L'endroit, aujourd'hui en ruine, est jonché d'ordures. Il n'y a ni eau ni toilettes. Les cabanes dans lesquelles vivent ces familles sont construites avec les tôles qui recouvraient l'ancien entrepôt. Ils cuisinent en brûlant les ordures qu'ils trouvent entre les maisons: plastique, carton et bois. Il est difficile d'imaginer à quoi ressemble la vie quotidienne dans ce lieu infâme.
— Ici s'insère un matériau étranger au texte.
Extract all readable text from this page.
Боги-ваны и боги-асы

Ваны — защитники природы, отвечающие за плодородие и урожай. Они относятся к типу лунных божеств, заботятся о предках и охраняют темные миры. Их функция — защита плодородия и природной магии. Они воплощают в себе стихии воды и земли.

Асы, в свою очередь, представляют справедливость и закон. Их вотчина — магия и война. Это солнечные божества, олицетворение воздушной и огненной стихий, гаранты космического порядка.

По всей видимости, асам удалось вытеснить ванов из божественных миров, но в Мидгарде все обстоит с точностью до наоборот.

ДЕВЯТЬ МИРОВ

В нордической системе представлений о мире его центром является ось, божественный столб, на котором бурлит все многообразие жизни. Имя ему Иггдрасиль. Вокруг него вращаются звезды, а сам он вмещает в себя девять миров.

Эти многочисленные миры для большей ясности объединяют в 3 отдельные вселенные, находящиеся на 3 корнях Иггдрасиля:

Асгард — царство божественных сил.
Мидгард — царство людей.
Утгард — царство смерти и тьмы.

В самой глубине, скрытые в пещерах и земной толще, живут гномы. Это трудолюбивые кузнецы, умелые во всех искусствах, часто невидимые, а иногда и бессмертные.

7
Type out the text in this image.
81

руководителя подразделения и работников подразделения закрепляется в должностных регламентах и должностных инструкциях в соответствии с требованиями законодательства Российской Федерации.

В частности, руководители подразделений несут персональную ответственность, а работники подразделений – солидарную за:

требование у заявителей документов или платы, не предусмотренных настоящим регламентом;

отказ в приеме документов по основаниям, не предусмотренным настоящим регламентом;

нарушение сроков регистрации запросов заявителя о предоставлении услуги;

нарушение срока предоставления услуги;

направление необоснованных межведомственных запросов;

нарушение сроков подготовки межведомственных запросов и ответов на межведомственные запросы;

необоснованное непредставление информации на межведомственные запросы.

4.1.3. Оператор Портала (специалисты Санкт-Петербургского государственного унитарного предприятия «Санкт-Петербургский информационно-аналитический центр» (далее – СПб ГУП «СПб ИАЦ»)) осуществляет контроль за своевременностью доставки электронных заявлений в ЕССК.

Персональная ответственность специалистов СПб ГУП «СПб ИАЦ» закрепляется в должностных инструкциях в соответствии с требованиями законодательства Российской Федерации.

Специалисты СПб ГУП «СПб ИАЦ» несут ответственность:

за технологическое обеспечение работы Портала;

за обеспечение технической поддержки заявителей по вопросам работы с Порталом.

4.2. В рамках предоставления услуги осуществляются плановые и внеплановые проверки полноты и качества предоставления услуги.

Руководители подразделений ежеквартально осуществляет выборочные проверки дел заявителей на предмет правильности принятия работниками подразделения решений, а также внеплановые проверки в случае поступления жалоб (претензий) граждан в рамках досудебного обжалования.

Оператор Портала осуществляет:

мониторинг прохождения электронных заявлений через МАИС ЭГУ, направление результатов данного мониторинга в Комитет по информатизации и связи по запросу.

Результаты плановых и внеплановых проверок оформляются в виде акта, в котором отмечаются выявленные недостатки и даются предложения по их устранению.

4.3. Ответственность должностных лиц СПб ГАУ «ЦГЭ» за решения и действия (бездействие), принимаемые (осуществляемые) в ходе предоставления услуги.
Se déplacer dans le pays est une odyssée. Des permis spéciaux sont nécessaires pour visiter chaque gouvernorat, qui doivent être traités à l'avance. C'est une course à obstacles et j'admire comment mes coéquipiers travaillent dans ces conditions.
Dans une ville appelée Almusaimir, j'ai rencontré Amina. Arriver à cet endroit était vraiment difficile: des routes non pavées et un environnement qui rend difficile d'imaginer comment vous pouvez survivre ici lorsque l'équilibre fragile d'un écosystème vital est détruit par la guerre.
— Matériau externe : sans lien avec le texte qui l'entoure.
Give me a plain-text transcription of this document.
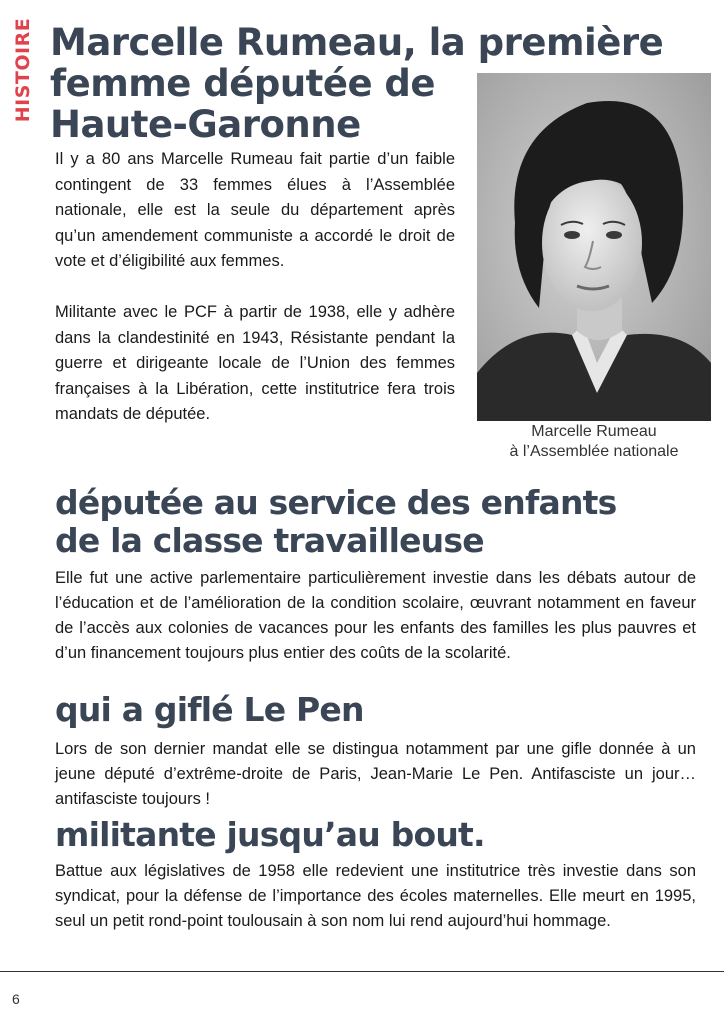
HISTOIRE Marcelle Rumeau, la première
femme députée de
Haute-Garonne
Marcelle Rumeau
à l’Assemblée nationale

Il y a 80 ans Marcelle Rumeau fait partie d’un faible contingent de 33 femmes élues à l’Assemblée nationale, elle est la seule du département après qu’un amendement communiste a accordé le droit de vote et d’éligibilité aux femmes.

Militante avec le PCF à partir de 1938, elle y adhère dans la clandestinité en 1943, Résistante pendant la guerre et dirigeante locale de l’Union des femmes françaises à la Libération, cette institutrice fera trois mandats de députée.

députée au service des enfants
de la classe travailleuse

Elle fut une active parlementaire particulièrement investie dans les débats autour de l’éducation et de l’amélioration de la condition scolaire, œuvrant notamment en faveur de l’accès aux colonies de vacances pour les enfants des familles les plus pauvres et d’un financement toujours plus entier des coûts de la scolarité.

qui a giflé Le Pen

Lors de son dernier mandat elle se distingua notamment par une gifle donnée à un jeune député d’extrême-droite de Paris, Jean-Marie Le Pen. Antifasciste un jour… antifasciste toujours !

militante jusqu’au bout.

Battue aux législatives de 1958 elle redevient une institutrice très investie dans son syndicat, pour la défense de l’importance des écoles maternelles. Elle meurt en 1995, seul un petit rond-point toulousain à son nom lui rend aujourd’hui hommage.

6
Amina vit avec ses quatre enfants dans une maison louée. Il a trois garçons et une fille. Elle est couturière et possède une machine à coudre électrique qui ne fonctionne parfois que lorsqu'il y a de l'électricité. Il me raconte les moments les plus difficiles de la guerre: «Nous n'avons pas laissé sortir les enfants à ce moment-là et nous avons dû quitter la ville. Nous sommes partis si vite que nous n'avons rien pu obtenir. Il y a eu des coups de feu. "
Après cela, après le pire du conflit, leurs deux enfants sont nés. Mohammed, l'un des trois ans, souffrait de malnutrition. Ils l'ont traité et il s'est rétabli. Maintenant, le plus jeune, Nagid, âgé de huit mois, présente également les mêmes symptômes.
À Al Mashqafa, un camp de personnes déplacées à environ deux heures d'Aden, 140 familles (en moyenne sept personnes) ont été déplacées par le conflit, la plupart depuis Hodeida, l'une des zones les plus touchées. Beaucoup d'entre eux vivent dans des conditions précaires depuis plus de quatre ans: les magasins ne sont pas à un mètre l'un de l'autre. Il n'y a ni eau ni services de base. Les gens vivent dans des cabanes en bâches en plastique.
Ici, j'ai rencontré Rami Sulaiman. Il a trois fils et trois filles. Il a fui Taiz il y a quatre ans avec sa femme, Fatima, à cause de la guerre. Il manque sa maison. Avant de venir ici, j'ai travaillé dans une usine et je vis maintenant littéralement. «Vous ne pouvez pas vivre, les conditions d'hygiène sont terribles. Il n'y a pas de latrines et nous sommes bondés », me dit-il à l'intérieur de sa petite cabane.
Donc ces jours-ci, je pense juste à l'impact dévastateur que Covid-19 pourrait avoir sur un pays comme le Yémen. Après cinq ans de guerre, seulement 50% des centres de santé fonctionnent, mais même ceux-ci subissent d'importantes coupures de médicaments, d'équipements et de personnel. Les déchets accumulés, un système d'égouts qui a cessé de fonctionner et l'absence d'une alimentation appropriée pour des milliers de personnes font du Yémen un terreau fertile pour cette nouvelle maladie.
Pour ma part, j'espère avoir appris quelque chose sur leur résilience face à la crise et aux moments difficiles que nous devons vivre maintenant.
Júlia Serramitjana fait partie de l'équipe de communication d'Oxfam Intermón.